The American Trucking Associations’ advanced seasonally adjusted (SA) For-Hire Truck Tonnage Index fell 2.2 percent in April, the second sequential decrease after plunging 4.5 percent in March. In April, the SA tonnage index equaled just 99.2, which is its lowest level since November 2001.
The not seasonally adjusted (NSA) index, which represents the change in tonnage actually hauled by the fleets before any seasonal adjustment, was down 2.9 percent from March. In April, the NSA index equaled 101.6.
Compared with April 2008, tonnage contracted 13.2 percent, which was the worst year-over-year decrease of the current cycle and the largest drop in 13 years. In March 2009, tonnage dropped 12.2 percent from a year earlier. ATA Chief Economist Bob Costello says truck tonnage is getting hit from both the recession and the massive inventory correction that the supply chain currently is undergoing.
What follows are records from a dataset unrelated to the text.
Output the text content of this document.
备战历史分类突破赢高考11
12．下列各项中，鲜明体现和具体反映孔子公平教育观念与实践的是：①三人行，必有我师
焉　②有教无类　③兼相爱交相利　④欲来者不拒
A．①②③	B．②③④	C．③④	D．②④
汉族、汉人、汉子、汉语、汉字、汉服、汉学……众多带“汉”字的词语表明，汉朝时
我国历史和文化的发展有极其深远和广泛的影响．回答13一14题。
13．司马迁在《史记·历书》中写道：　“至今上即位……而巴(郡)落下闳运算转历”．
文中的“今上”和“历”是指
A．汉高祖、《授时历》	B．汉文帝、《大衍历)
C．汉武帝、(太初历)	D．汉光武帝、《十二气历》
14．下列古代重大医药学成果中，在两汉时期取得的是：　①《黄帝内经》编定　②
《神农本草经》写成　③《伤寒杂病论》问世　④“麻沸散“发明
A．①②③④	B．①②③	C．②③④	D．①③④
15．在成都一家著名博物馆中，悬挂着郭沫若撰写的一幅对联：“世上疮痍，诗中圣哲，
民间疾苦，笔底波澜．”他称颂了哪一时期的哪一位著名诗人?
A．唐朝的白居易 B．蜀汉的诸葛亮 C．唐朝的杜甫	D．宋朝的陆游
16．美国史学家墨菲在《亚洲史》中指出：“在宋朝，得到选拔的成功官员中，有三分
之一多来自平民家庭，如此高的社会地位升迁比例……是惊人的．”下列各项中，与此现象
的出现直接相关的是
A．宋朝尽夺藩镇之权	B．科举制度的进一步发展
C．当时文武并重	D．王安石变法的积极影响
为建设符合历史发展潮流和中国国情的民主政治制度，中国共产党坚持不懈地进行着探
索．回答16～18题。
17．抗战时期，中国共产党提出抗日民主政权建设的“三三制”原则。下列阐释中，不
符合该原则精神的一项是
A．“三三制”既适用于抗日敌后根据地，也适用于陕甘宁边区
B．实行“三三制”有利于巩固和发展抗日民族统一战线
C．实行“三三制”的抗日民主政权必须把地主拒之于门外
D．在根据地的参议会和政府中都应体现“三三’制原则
“While most key economic indicators are decreasing at a slower rate, the year-over-year contractions in truck tonnage accelerated because businesses are right-sizing their inventories, which means fewer truck shipments,” Costello says. “The absolute dollar value of inventories has fallen, but sales have decreased as much or more, which means that inventories are still too high for the current level of sales. Until this correction is complete, freight will be tough for motor carriers.” Costello added that truck freight has yet to hit bottom and that it could be a few more months before this occurs.
ATA calculates the tonnage index based on surveys from its membership. The report includes month-to-month and year-over-year results, relevant economic comparisons and key financial indicators. The baseline year is 2000.